Alle jene klassischen Bands haben uns beeinflusst – SLAYER, MORBID ANGEL, VENOM und MOTÖRHEAD... Jedes Mal, wenn wir die Chance haben, einen Song zu covern, der uns beeinflusst hat, gibt es kein wenn und aber, er wird gespielt. Jene Bands waren sehr wichtig für uns, nicht nur, um unseren Stil zu entwickeln, auch, um Zugang zur Musik zu finden. Es ist nicht schwer, umgehend duzende von Songs zu nennen, die uns zu dem gemacht haben, was wir nun sind – vielleicht covern wir demnächst etwas von SEPULTURA, da auch sie sehr wichtig für uns waren – zumindest zu ihren Anfängen. Es gibt noch so viele Bands, denen ich gerne Tribut zollen würde...


Also macht ihr es, um Tribut zu zollen...

Yeah, aber auch zum Spaß – es ist nicht nur eine Hommage, quasi auch, um jüngeren Fans die alten, wegweisenden Bands zu zeigen.
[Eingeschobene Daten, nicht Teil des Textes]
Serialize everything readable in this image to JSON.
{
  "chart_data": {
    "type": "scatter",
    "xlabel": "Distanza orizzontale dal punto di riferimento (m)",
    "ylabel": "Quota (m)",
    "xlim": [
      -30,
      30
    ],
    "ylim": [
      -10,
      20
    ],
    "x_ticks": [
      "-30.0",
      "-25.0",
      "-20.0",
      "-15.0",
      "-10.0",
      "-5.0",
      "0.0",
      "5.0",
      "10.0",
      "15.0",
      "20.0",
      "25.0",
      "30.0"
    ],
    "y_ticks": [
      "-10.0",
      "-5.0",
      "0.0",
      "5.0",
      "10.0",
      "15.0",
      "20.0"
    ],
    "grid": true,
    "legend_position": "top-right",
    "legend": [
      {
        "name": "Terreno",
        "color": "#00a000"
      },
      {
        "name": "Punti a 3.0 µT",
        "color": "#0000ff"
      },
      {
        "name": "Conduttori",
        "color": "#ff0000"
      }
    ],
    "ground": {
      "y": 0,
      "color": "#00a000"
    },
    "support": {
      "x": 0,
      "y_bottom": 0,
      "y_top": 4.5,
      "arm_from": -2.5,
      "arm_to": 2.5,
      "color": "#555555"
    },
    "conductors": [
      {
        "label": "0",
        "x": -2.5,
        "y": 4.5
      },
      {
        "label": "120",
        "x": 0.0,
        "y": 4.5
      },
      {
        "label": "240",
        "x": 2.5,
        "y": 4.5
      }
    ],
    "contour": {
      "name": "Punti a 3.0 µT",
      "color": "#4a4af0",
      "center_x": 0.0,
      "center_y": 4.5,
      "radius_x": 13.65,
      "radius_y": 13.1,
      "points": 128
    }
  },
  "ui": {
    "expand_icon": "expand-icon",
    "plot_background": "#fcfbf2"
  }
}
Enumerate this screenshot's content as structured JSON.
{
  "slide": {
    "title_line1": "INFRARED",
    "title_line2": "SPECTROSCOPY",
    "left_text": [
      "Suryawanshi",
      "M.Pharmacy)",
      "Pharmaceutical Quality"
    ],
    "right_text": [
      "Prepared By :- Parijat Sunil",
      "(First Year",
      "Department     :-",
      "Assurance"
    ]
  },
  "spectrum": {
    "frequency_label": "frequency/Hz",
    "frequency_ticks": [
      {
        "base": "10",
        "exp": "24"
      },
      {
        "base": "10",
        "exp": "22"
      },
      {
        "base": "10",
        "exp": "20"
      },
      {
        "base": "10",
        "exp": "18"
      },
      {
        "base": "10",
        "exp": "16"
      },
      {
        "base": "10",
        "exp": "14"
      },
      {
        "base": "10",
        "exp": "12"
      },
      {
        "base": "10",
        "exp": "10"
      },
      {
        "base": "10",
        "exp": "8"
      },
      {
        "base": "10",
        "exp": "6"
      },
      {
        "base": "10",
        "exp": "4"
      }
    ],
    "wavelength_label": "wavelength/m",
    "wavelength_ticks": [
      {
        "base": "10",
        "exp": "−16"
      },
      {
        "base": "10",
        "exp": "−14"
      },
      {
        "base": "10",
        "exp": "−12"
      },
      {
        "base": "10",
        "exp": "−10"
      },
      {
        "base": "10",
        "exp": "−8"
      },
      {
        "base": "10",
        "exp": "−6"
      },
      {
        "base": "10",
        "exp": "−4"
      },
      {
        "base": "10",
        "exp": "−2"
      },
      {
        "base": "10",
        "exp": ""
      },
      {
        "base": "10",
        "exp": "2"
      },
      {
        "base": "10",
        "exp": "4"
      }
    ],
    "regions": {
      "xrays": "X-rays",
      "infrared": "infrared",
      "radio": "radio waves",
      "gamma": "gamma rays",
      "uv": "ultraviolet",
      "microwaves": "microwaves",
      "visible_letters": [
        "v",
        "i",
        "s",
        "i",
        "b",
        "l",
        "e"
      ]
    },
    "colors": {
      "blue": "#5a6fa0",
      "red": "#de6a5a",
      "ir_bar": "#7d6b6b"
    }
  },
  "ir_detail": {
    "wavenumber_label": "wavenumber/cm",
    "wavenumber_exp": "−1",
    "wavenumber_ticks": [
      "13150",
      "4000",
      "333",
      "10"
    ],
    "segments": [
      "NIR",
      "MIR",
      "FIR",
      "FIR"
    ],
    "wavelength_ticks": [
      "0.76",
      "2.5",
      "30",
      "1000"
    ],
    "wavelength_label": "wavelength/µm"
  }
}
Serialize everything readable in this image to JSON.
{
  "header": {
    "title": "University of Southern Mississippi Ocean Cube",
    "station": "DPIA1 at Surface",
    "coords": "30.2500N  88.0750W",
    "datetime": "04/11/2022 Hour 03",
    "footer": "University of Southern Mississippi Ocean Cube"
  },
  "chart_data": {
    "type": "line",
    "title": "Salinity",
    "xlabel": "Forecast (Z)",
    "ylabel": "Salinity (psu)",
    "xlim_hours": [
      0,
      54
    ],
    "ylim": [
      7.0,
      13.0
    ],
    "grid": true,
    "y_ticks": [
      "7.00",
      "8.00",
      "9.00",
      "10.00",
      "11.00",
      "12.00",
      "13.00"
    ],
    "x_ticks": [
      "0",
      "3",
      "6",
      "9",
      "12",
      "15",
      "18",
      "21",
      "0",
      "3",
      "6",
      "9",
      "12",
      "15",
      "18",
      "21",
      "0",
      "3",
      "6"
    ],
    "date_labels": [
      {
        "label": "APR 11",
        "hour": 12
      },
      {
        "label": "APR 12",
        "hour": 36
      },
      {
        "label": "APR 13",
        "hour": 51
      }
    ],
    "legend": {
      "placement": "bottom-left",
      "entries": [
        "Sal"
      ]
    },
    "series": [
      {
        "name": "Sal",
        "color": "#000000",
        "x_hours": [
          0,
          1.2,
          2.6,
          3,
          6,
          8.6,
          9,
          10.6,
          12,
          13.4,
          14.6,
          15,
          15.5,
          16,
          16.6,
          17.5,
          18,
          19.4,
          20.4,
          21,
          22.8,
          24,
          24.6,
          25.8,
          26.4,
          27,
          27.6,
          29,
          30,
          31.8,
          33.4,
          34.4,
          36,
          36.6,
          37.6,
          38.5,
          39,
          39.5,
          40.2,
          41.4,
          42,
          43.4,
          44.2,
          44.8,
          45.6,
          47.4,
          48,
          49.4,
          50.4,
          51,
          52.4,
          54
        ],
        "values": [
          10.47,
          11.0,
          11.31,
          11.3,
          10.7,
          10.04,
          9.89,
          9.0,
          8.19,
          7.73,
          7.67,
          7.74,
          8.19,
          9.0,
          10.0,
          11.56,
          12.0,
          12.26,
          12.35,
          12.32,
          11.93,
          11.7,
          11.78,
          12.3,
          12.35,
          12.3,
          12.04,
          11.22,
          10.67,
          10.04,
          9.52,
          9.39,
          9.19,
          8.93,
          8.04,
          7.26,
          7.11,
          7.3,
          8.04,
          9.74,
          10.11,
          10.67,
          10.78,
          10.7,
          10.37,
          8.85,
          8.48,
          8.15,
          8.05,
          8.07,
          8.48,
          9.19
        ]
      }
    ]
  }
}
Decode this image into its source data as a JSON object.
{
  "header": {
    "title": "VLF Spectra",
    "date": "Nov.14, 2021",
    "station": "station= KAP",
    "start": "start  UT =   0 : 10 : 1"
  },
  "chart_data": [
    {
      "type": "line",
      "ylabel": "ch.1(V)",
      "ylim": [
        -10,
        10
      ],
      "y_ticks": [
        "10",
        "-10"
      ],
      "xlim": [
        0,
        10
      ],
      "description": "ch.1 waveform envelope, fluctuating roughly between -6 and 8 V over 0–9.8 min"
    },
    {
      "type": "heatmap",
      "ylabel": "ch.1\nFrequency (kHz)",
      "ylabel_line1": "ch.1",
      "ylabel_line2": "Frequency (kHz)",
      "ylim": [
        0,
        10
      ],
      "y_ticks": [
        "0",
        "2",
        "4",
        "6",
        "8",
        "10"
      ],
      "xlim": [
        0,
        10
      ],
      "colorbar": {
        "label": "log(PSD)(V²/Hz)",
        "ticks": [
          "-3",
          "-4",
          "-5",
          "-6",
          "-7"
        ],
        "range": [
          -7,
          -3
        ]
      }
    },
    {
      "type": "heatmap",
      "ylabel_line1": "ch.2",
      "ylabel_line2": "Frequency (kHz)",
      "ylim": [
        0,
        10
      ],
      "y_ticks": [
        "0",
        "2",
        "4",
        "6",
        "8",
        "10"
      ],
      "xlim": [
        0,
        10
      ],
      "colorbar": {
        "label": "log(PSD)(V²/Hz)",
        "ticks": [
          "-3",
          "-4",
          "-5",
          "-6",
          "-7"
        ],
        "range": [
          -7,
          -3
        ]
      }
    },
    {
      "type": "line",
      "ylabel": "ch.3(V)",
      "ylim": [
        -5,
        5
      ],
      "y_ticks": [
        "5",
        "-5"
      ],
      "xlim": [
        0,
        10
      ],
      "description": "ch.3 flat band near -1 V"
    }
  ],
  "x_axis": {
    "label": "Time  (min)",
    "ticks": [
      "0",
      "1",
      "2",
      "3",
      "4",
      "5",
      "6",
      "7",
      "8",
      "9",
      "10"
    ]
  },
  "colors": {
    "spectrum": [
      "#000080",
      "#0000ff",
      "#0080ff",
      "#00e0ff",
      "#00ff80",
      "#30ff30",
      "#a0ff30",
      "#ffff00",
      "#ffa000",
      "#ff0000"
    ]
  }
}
Auch wenn dann Typen wie jene von MOTÖRHEAD oder VENOM niemals etwas von KRISIUN gehört haben – das ist dann egal...


Ihr habt bereits einen Clip für “Murder” von “Works of Carnage” gedreht, zu “Assassination” gibt es einen zu “Vicious Wrath”. Habt ihr die Möglichkeiten, dass jene Songs auch im Fernsehen gezeigt werden oder ist es primär eine „just for fun“-Aktion, quasi ein Gimmick für die Fans?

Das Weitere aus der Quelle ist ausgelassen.